Dan Ikenson, a trade analyst with the libertarian Cato Institute, said he was troubled by US Trade Representative Robert Zoellick’s insistence that lifting the tariffs had nothing to do with the November WTO ruling that they were illegal. Bush and Zoellick insisted they scrapped the duties because US economic circumstances had changed.
“That is akin to United States saying it would just as soon ignore its WTO commitments,” Ikenson said. “What in the world is the top US trade diplomat doing suggesting that?”
In the coming week, the administration hopes to complete a trade pact with Central American nations that will again test its readiness to stand up to influential special interests.
US sugar growers are pleading with the White House to exclude sugar, saying the future of their industry is at stake. That raises political concerns for Bush, who risks alienating the key state of Florida if he guts the US sugar program.

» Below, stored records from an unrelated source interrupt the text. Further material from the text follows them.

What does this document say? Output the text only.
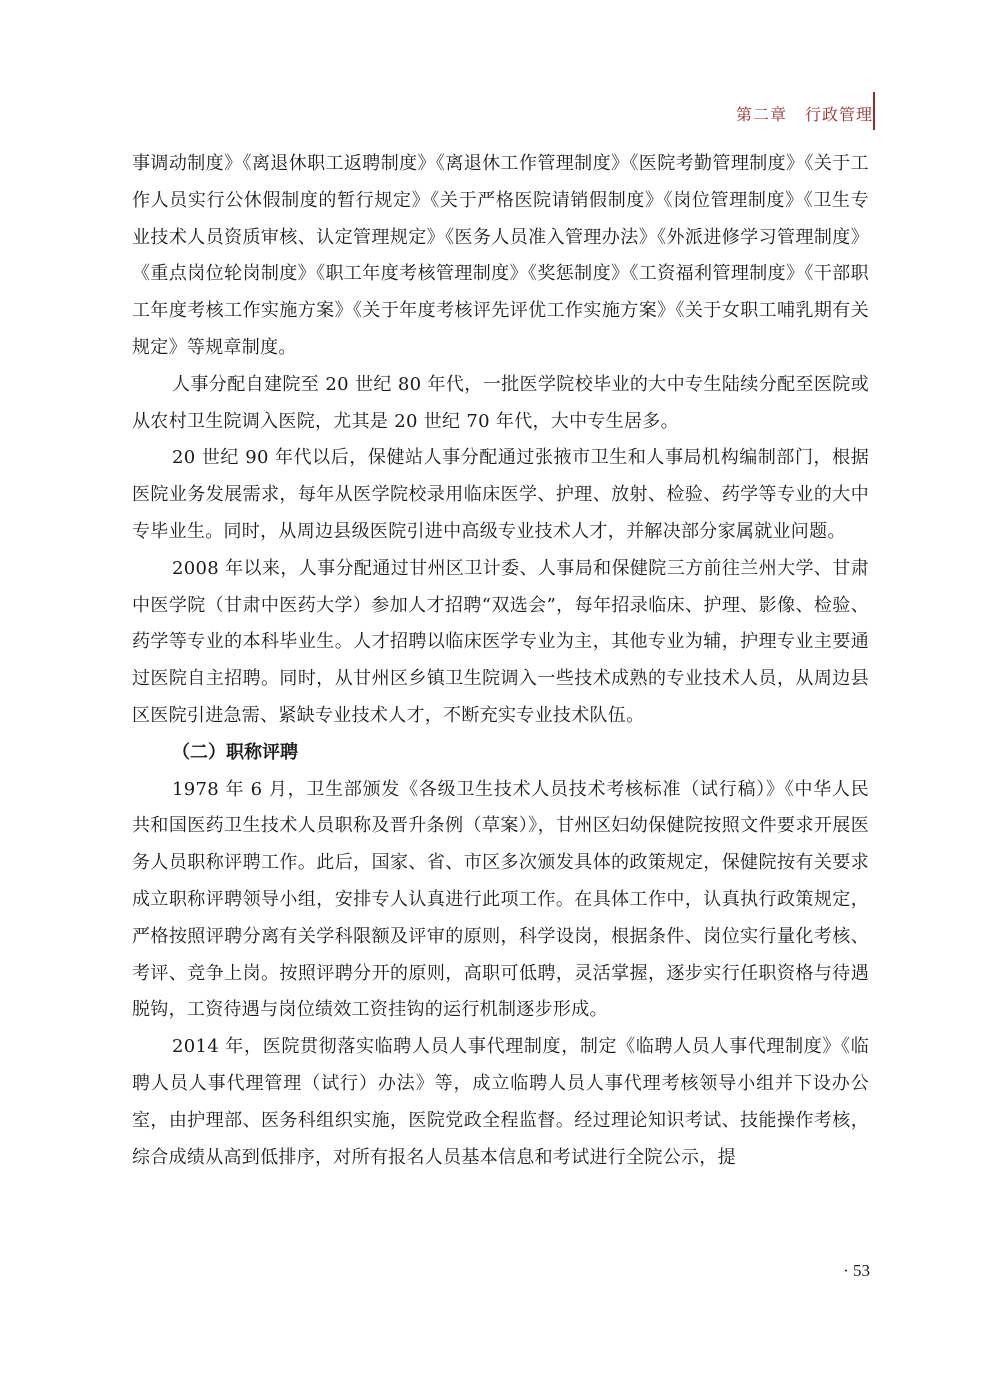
第二章 行政管理

事调动制度》《离退休职工返聘制度》《离退休工作管理制度》《医院考勤管理制度》《关于工作人员实行公休假制度的暂行规定》《关于严格医院请销假制度》《岗位管理制度》《卫生专业技术人员资质审核、认定管理规定》《医务人员准入管理办法》《外派进修学习管理制度》《重点岗位轮岗制度》《职工年度考核管理制度》《奖惩制度》《工资福利管理制度》《干部职工年度考核工作实施方案》《关于年度考核评先评优工作实施方案》《关于女职工哺乳期有关规定》等规章制度。

人事分配自建院至 20 世纪 80 年代，一批医学院校毕业的大中专生陆续分配至医院或从农村卫生院调入医院，尤其是 20 世纪 70 年代，大中专生居多。

20 世纪 90 年代以后，保健站人事分配通过张掖市卫生和人事局机构编制部门，根据医院业务发展需求，每年从医学院校录用临床医学、护理、放射、检验、药学等专业的大中专毕业生。同时，从周边县级医院引进中高级专业技术人才，并解决部分家属就业问题。

2008 年以来，人事分配通过甘州区卫计委、人事局和保健院三方前往兰州大学、甘肃中医学院（甘肃中医药大学）参加人才招聘“双选会”，每年招录临床、护理、影像、检验、药学等专业的本科毕业生。人才招聘以临床医学专业为主，其他专业为辅，护理专业主要通过医院自主招聘。同时，从甘州区乡镇卫生院调入一些技术成熟的专业技术人员，从周边县区医院引进急需、紧缺专业技术人才，不断充实专业技术队伍。

（二）职称评聘

1978 年 6 月，卫生部颁发《各级卫生技术人员技术考核标准（试行稿）》《中华人民共和国医药卫生技术人员职称及晋升条例（草案）》，甘州区妇幼保健院按照文件要求开展医务人员职称评聘工作。此后，国家、省、市区多次颁发具体的政策规定，保健院按有关要求成立职称评聘领导小组，安排专人认真进行此项工作。在具体工作中，认真执行政策规定，严格按照评聘分离有关学科限额及评审的原则，科学设岗，根据条件、岗位实行量化考核、考评、竞争上岗。按照评聘分开的原则，高职可低聘，灵活掌握，逐步实行任职资格与待遇脱钩，工资待遇与岗位绩效工资挂钩的运行机制逐步形成。

2014 年，医院贯彻落实临聘人员人事代理制度，制定《临聘人员人事代理制度》《临聘人员人事代理管理（试行）办法》等，成立临聘人员人事代理考核领导小组并下设办公室，由护理部、医务科组织实施，医院党政全程监督。经过理论知识考试、技能操作考核，综合成绩从高到低排序，对所有报名人员基本信息和考试进行全院公示，提

· 53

“They’re for free trade if it works politically and they’re for protectionism if it works politically”
The Bush team’s reluctance to tinker with US farm subsidies and import curbs for sugar and citrus and other crops ahead of the election has hampered efforts to reach a new world trade pact under the WTO and the proposed Free Trade Area of the Americas pact stretching from Canada to Argentina.
Farm subsidies total about $19 billion this year, down from a peak of $26 billion in the late 1990s.
In lieu of those pacts, Zoellick has embarked on a series of bilateral free trade agreements with countries in Asia, Latin America and Africa that pale against a WTO or a FTAA pact, said Ed Gresser, director of the Democratic-leaning Progressive Policy Institute’s trade project.
The lack of progress in the larger negotiations has led Zoellick to use some creative arithmetic to argue that Bush trade policy was yielding substantial results.
Earlier this week, he told the Coalition of Service Industries the United States “has completed or launched (free trade agreements) with countries representing 73% of US exports and 69% of our two-way trade.”
To get those figures, he excluded the European Union, Japan, Korea and China because he said they were unlikely to negotiate bilateral trade pacts with the United States.